For me, Rich Hickey’s original post on transducers raised more questions than it answered. Stian Eikeland wrote a good guide on how to use them, but it didn’t really answer the questions I had. However, there’s an early release of Clojure 1.7, so I thought I’d take a look.
Let’s start with a simple example using an existing transducer:
(def z [1 2 3 4 5 6])
(sequence (filter odd?) z)
;;; (1 3 5)
Okay, so far so good, we understand how to use an existing transducer to create a sequence.
Now, is identity a transducer?
(sequence identity z)
;;; (1 2 3 4 5 6)
Perfect. Now let’s try doing it ourselves. We’ll write a transducer that preserves all its input.
Arity Island
Rich says the type of a transducer is (x->b->x)->(x->a->x). In practice, arity matters in Clojure, so it’s really (x->b-x)->(x,a)->x. So let’s write my-identity
(defn my-identity [yield] (fn [x b] (yield x b)))
(sequence my-identity z)
;;; ArityException Wrong number of args (1) passed to:
;;; user/my-identity/fn--1347 clojure.lang.AFn.throwArity (AFn.java:429)

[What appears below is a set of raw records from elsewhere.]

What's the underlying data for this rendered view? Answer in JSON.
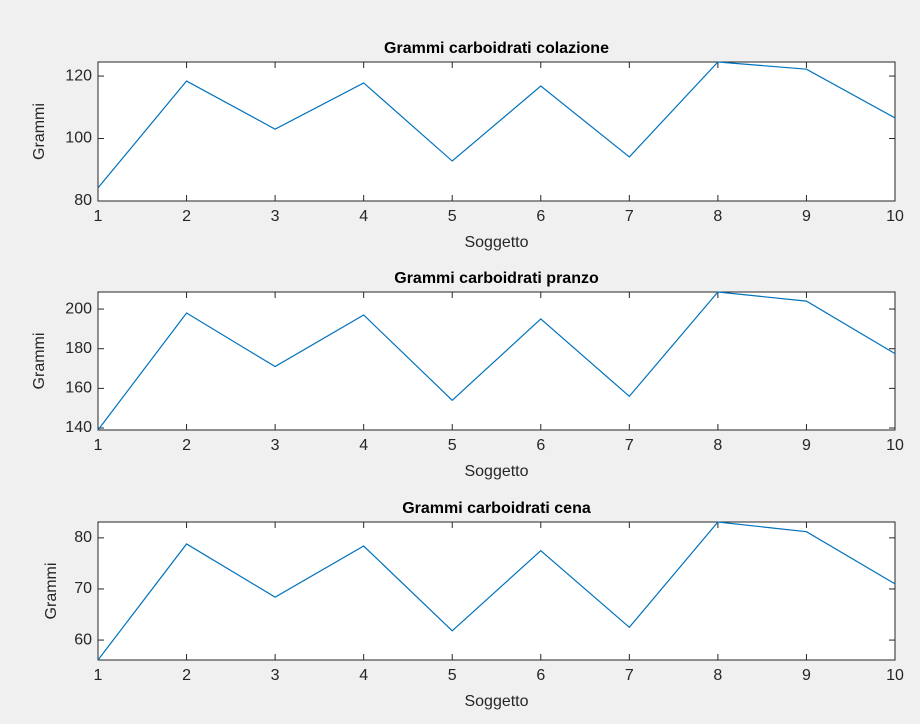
{
  "chart_data": [
    {
      "type": "line",
      "title": "Grammi carboidrati colazione",
      "xlabel": "Soggetto",
      "ylabel": "Grammi",
      "x": [
        1,
        2,
        3,
        4,
        5,
        6,
        7,
        8,
        9,
        10
      ],
      "values": [
        84.2,
        118.4,
        103.0,
        117.8,
        92.8,
        116.8,
        94.1,
        124.5,
        122.2,
        106.6
      ],
      "color": "#0072bd",
      "xlim": [
        1,
        10
      ],
      "xticks": [
        1,
        2,
        3,
        4,
        5,
        6,
        7,
        8,
        9,
        10
      ],
      "ylim": [
        80,
        124.5
      ],
      "yticks": [
        80,
        100,
        120
      ],
      "grid": false
    },
    {
      "type": "line",
      "title": "Grammi carboidrati pranzo",
      "xlabel": "Soggetto",
      "ylabel": "Grammi",
      "x": [
        1,
        2,
        3,
        4,
        5,
        6,
        7,
        8,
        9,
        10
      ],
      "values": [
        139,
        198,
        171,
        197,
        154,
        195,
        156,
        208.6,
        204,
        177.5
      ],
      "color": "#0072bd",
      "xlim": [
        1,
        10
      ],
      "xticks": [
        1,
        2,
        3,
        4,
        5,
        6,
        7,
        8,
        9,
        10
      ],
      "ylim": [
        139,
        208.6
      ],
      "yticks": [
        140,
        160,
        180,
        200
      ],
      "grid": false
    },
    {
      "type": "line",
      "title": "Grammi carboidrati cena",
      "xlabel": "Soggetto",
      "ylabel": "Grammi",
      "x": [
        1,
        2,
        3,
        4,
        5,
        6,
        7,
        8,
        9,
        10
      ],
      "values": [
        56.1,
        78.8,
        68.4,
        78.4,
        61.8,
        77.5,
        62.5,
        83.1,
        81.2,
        71.0
      ],
      "color": "#0072bd",
      "xlim": [
        1,
        10
      ],
      "xticks": [
        1,
        2,
        3,
        4,
        5,
        6,
        7,
        8,
        9,
        10
      ],
      "ylim": [
        56.1,
        83.1
      ],
      "yticks": [
        60,
        70,
        80
      ],
      "grid": false
    }
  ]
}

Wait, it’s only expecting one argument? Let’s try one
(defn my-identity [yield] (fn [x] (yield x)))
(sequence my-identity z)
;;; ArityException Wrong number of args (2) passed to:
;;; user/my-identity/fn--1342 clojure.lang.AFn.throwArity (AFn.java:429)
Unsurprising. Let’s combine the two.
(defn my-identity [yield] (fn ([x b] (yield x b)) ([x] (yield x))))
(sequence my-identity z)
;;; (1 2 3 4 5 6)
OK. So, a transducer is actually two functions. What the heck are these functions being passed?
(defn my-identity [yield]
(fn ([x b] (println "Arity2: " x) (yield x b))
([x] (println "Arity1: " x) (yield x))))
(sequence my-identity z)
;;; StackOverflowError clojure.lang.RT.boundedLength (RT.java:1697)
Oh dear. Maybe we can see the class instead:
(defn my-identity [yield]
(fn ([x b] (println "2A " (class x)) (yield x b))
([x] (println "1A " (class x)) (yield x))))
(sequence my-identity [5 7 9])
(2A clojure.lang.LazyTransformer
2A clojure.lang.LazyTransformer
5 2A clojure.lang.LazyTransformer
7 1A clojure.lang.LazyTransformer
9)
Well, that’s a bit of a mess, but we can see the 5, 7 and 9 streaming out. Weirdly, they seem to be coming out slightly too late. And the arity-1 function is called at the end. It’s not clear what you can usefully do with it’s parameter other than pass it through since it’s not fixed, has no guaranteed protocols and in the case of LazyTransformer, blows up if you try to evaluate it.
If you take a look at actual transducers, you’ll see there’s a third, zero-arity function declared as well. I haven’t discovered what that’s for yet.
State of Play
So what’s that arity-1 function for, then? Well, the doc string for drop gives us a clanger of a clue:
Returns a stateful transducer when no collection is provided.
Transducers can have state. They start when the yield function is passed them, and finish when the arity-1 function is called, and you can clean up resources when it ends. This start/reduce/finish lifecycle is actually vital to making drop
and other reducers work.
OK, this is starting to look an awful lot like the IObserver interface in C#. (The Subcribe method corresponds to the initial start step.) That suggests the arity zero function is for some form of error handling, but I haven’t managed to trigger it.
Bad Reputation
Okay, now let’s try something a bit harder. Let’s repeat our input.
(defn duplicate [yield]
(fn ([x b] (yield x b) (yield x b)) ([x] (yield x))))
(sequence duplicate [1 2 3 4 5 6])
;;; (1)
What the heck happened there? We ignored the result of the first call to yield
. Let’s fix that.
(defn duplicate [yield]
(fn ([x b] (yield (yield x b) b)) ([x] (yield x))))
(sequence duplicate [1 2 3 4 5 6])
(1 1 2 2 3 3 4 4 5 5 6 6)
Perfect! It’s a mystery to me how exactly it failed, but we’ve gained a bit more insight: you can only do calls to yield
by passing the result of one into the first parameter of the next.
So, here’s what we’ve learned:
- A transducer is a function that takes one parameter and returns a “function”
- Said function is actually 2/3 other functions, using arity overloading
- It has a start/reduce/finish lifecycle. The finish step can’t transform the result further.
- It can have state.
- Calls to
yield
in the reduce step have to be well-behaved.
I’d like to write some more, but this is easily enough for this post.